Estimate the storage vs accuracy trade-off of quantizing embeddings
Embeddings are usually stored as float32 — four bytes per dimension — which gets expensive fast at scale. Quantizing to float16, int8, or binary can cut your vector index by 2× to 32×, but trades away some retrieval quality. This tool shows the exact storage reduction and the typical quality impact from published benchmarks, so you can pick a precision with eyes open. It runs in your browser.
How it works
Raw vector storage is just arithmetic:
bytes_per_vector = dimensions × bytes_per_component
total_bytes = vectors × bytes_per_vector
where a component costs 4 bytes (float32), 2 (float16), 1 (int8), or 1 bit = 0.125 bytes (binary). The estimator computes this for your inputs and expresses the saving as a multiple of the float32 baseline.
Alongside the numbers it pairs each precision with the typical recall retention reported in the literature:
- float16 — ~2× smaller, essentially lossless (~100% recall).
- int8 — ~4× smaller, typically ~99% recall retained.
- binary — ~32× smaller, typically ~90–96% recall, often recovered to ~98%+ with a full-precision re-ranking pass over the top candidates.
Worked example
For a vector index of 10 million vectors at 1,536 dimensions (a common embedding model output size):
| Precision | Bytes per vector | Total raw storage | Reduction |
|---|---|---|---|
| float32 | 6,144 | ~57.2 GB | baseline |
| float16 | 3,072 | ~28.6 GB | 2× |
| int8 | 1,536 | ~14.3 GB | 4× |
| binary | 192 | ~1.8 GB | 32× |
These are raw vector bytes before index overhead. In a production vector database with HNSW indexing, actual memory usage is typically 1.5–3× higher. Even so, the binary representation brings 57 GB of vectors down to a few gigabytes — a meaningful difference when deciding whether to run a vector database on-disk, in memory, or on a specific instance type.
How int8 quantization works
int8 quantization maps each float32 value to the nearest integer in the range –128 to +127. Before quantization, the full-precision activations are scaled so that the meaningful range maps efficiently onto the 256 available integer levels. Because the cosine similarity of two unit vectors depends primarily on the sign and relative magnitude of their components — not absolute precision — most relevant information survives this compression, which is why recall retention is so high.
How binary quantization works
Binary quantization is more aggressive: each dimension becomes a single bit (1 if the float32 value is positive, 0 otherwise). The hamming distance between two binary vectors (count of differing bits) becomes the similarity metric, which is extremely fast to compute in hardware. The trade-off is that a lot of nuance is discarded — hence the wider quality range of 90–96% versus float32.
The binary + rescoring pattern recovers most of this loss: retrieve the top 100–200 candidates using fast binary search, then recompute cosine similarity using the full float32 vectors for just those candidates. The rescoring step is cheap because it operates on a small set, and the resulting quality is close to pure float32 at a fraction of the storage and search cost.
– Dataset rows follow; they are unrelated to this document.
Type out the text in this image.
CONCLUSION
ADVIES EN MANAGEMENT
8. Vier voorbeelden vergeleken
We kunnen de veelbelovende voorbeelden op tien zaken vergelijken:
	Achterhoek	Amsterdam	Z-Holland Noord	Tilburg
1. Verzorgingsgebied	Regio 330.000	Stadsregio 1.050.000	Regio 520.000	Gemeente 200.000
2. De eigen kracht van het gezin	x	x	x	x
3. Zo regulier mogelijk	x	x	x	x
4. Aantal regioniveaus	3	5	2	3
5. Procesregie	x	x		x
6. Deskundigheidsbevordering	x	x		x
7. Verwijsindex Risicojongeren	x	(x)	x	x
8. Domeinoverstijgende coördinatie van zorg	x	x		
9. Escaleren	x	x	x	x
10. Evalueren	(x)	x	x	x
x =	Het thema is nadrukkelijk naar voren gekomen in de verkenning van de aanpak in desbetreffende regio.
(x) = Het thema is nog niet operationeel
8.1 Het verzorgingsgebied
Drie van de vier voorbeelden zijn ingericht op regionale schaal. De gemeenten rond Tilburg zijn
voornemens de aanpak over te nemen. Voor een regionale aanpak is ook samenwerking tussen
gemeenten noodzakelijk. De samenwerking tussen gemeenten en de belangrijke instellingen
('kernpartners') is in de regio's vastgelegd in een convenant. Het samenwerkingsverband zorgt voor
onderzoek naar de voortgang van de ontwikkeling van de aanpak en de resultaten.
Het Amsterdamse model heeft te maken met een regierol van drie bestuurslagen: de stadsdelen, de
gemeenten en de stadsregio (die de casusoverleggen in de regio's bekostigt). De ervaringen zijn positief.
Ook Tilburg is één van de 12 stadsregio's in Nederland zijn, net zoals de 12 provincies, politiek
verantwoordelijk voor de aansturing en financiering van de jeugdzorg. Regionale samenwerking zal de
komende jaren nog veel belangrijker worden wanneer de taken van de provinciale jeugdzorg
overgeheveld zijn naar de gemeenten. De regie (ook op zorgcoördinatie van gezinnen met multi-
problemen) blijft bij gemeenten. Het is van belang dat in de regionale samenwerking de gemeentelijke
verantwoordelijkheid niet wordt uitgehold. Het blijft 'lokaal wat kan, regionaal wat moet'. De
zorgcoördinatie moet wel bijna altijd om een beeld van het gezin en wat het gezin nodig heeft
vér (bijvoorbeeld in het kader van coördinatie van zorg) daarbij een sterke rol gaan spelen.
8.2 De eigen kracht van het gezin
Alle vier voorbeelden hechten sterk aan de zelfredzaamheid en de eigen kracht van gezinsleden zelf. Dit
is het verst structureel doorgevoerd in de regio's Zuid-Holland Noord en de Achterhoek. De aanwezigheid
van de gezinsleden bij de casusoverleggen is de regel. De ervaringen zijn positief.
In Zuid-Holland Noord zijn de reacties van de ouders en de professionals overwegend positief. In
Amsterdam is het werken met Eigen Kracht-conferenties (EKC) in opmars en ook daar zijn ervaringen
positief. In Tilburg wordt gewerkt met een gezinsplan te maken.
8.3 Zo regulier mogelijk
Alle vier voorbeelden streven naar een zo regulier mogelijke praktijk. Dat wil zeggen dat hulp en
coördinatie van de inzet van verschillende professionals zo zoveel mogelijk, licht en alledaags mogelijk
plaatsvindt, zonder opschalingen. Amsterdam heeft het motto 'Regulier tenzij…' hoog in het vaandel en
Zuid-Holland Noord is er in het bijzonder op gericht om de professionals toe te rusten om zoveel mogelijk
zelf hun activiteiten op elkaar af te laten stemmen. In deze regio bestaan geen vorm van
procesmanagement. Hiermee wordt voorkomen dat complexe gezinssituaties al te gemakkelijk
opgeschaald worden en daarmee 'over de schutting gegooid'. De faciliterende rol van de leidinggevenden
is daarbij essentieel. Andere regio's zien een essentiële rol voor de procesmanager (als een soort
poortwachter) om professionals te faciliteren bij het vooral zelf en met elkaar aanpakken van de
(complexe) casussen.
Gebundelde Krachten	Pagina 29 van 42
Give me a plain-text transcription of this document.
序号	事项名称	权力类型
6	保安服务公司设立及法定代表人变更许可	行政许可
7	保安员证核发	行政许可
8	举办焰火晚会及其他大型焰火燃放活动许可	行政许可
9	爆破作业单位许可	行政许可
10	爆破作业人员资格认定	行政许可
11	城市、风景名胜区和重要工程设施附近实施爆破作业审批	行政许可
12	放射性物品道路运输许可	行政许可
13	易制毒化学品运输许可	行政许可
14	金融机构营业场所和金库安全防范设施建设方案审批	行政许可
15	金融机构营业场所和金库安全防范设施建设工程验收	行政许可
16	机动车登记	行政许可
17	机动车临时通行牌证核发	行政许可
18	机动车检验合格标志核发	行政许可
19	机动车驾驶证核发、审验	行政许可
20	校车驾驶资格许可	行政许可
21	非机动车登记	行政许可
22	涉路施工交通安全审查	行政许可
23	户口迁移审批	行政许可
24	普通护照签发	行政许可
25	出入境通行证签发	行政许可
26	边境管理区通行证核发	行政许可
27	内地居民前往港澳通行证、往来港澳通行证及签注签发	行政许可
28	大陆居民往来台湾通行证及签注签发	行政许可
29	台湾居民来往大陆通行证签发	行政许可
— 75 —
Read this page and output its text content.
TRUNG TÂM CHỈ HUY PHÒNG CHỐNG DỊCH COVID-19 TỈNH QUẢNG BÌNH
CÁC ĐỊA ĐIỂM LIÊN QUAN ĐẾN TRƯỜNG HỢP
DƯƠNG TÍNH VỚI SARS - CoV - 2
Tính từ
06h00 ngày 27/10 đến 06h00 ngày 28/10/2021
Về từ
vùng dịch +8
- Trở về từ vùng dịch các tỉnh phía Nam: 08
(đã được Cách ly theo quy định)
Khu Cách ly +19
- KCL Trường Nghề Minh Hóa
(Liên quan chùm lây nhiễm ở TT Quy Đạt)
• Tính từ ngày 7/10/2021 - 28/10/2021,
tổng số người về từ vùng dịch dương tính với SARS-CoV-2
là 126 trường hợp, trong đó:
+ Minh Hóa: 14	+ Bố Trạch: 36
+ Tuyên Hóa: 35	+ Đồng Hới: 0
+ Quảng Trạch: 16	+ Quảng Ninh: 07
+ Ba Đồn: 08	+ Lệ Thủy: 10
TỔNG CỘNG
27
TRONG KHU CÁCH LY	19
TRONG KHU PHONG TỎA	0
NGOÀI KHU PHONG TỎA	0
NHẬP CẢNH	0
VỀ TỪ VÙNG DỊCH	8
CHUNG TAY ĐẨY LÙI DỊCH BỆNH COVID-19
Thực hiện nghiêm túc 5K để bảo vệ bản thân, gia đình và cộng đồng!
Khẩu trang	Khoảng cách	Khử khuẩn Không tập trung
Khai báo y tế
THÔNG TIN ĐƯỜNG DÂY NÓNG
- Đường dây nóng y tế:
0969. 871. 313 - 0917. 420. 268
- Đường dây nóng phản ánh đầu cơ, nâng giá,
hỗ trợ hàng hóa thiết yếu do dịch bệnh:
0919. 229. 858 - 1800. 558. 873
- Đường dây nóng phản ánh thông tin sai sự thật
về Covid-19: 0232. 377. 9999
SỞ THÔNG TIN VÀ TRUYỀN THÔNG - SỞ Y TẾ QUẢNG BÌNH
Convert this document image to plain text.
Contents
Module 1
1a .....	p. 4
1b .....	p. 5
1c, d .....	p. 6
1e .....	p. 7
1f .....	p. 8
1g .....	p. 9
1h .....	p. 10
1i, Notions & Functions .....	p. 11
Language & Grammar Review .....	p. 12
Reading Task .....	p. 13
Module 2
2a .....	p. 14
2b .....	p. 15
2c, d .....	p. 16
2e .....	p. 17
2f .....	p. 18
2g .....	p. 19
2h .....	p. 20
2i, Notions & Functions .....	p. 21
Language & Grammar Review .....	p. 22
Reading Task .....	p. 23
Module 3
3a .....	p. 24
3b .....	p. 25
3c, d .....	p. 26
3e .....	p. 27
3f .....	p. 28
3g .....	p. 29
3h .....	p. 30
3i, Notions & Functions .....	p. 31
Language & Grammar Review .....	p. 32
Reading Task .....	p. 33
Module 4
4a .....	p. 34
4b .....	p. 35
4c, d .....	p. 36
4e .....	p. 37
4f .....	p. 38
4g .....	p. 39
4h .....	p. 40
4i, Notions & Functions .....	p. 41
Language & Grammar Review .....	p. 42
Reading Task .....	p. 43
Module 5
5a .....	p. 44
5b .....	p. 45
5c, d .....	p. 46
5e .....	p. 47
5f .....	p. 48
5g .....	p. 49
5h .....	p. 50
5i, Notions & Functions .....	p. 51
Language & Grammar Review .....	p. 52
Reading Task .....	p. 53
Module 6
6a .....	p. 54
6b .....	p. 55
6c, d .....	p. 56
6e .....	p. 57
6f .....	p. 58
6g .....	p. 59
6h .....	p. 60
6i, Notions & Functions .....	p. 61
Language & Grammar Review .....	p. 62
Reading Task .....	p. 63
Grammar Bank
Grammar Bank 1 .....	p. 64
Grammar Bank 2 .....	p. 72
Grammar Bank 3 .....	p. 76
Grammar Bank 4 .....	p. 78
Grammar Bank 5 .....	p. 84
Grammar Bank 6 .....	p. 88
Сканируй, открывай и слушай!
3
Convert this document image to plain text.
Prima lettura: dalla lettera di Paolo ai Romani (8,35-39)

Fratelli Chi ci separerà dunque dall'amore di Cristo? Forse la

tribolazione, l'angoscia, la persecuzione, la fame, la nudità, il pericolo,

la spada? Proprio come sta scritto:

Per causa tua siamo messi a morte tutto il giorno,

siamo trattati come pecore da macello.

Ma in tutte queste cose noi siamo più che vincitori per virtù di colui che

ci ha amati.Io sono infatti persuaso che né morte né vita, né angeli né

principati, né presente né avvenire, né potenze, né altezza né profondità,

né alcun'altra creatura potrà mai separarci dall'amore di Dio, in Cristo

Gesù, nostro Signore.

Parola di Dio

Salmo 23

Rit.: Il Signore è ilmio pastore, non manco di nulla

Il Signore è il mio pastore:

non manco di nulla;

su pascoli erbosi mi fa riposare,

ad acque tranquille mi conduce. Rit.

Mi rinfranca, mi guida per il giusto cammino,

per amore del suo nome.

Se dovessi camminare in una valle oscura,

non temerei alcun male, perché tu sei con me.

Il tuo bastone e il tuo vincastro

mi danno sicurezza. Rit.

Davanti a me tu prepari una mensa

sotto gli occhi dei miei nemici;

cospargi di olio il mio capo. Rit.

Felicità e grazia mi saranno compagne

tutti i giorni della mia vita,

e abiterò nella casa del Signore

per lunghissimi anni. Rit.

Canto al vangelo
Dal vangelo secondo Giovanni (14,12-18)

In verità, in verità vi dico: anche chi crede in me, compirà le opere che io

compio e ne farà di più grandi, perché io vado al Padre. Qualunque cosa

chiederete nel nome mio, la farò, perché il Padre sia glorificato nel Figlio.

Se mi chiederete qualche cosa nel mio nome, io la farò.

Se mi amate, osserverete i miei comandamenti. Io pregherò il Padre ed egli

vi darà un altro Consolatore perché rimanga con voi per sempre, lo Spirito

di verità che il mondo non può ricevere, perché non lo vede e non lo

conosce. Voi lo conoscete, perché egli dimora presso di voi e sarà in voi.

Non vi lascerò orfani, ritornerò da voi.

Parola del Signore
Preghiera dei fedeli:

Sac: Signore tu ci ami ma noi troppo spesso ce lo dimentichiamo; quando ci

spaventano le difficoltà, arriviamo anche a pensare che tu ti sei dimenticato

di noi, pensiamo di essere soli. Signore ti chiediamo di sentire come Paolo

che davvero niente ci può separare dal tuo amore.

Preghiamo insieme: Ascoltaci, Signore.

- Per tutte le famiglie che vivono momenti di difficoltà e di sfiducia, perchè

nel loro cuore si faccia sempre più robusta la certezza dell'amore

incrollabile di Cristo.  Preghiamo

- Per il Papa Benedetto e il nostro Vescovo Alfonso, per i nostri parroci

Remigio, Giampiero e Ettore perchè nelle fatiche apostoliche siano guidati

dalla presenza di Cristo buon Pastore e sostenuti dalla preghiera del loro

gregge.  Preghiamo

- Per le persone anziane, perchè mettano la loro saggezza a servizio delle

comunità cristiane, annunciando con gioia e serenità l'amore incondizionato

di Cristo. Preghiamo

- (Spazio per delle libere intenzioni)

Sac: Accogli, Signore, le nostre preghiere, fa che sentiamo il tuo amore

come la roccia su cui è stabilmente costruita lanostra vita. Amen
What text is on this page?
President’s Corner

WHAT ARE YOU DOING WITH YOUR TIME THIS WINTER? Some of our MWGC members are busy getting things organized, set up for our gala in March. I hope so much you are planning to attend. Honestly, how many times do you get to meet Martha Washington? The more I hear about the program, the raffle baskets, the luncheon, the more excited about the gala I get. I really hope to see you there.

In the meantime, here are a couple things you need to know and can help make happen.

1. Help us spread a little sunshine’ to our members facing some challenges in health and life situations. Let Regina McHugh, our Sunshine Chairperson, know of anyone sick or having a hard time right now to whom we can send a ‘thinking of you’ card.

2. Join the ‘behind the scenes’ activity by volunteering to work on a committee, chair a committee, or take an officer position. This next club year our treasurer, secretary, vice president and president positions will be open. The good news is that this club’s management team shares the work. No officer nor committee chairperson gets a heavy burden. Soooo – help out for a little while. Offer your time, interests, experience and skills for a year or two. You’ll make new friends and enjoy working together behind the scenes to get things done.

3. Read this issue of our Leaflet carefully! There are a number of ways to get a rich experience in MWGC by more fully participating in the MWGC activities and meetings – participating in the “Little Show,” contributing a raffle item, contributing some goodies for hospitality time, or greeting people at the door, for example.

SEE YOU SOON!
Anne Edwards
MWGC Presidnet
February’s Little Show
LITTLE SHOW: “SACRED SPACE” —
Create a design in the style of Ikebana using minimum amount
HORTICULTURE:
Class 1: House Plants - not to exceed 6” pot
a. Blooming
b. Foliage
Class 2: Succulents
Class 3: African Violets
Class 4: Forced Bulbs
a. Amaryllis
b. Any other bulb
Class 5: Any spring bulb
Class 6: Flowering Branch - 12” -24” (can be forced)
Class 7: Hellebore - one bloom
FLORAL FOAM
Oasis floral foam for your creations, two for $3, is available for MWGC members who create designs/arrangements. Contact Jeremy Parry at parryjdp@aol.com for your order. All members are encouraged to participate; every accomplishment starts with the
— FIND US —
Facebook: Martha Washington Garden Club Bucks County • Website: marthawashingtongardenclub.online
Choosing the right precision
- float16: the safe starting point for any production system. Negligible quality loss, 2× storage saving, broadly supported by GPU and CPU hardware.
- int8: strong choice when storage or memory is a constraint and you can tolerate up to ~1% recall drop. Well supported in most major vector databases.
- binary: appropriate when you have very large indexes (hundreds of millions of vectors) and can run a rescoring pass. Validate carefully on your own evaluation set before deploying.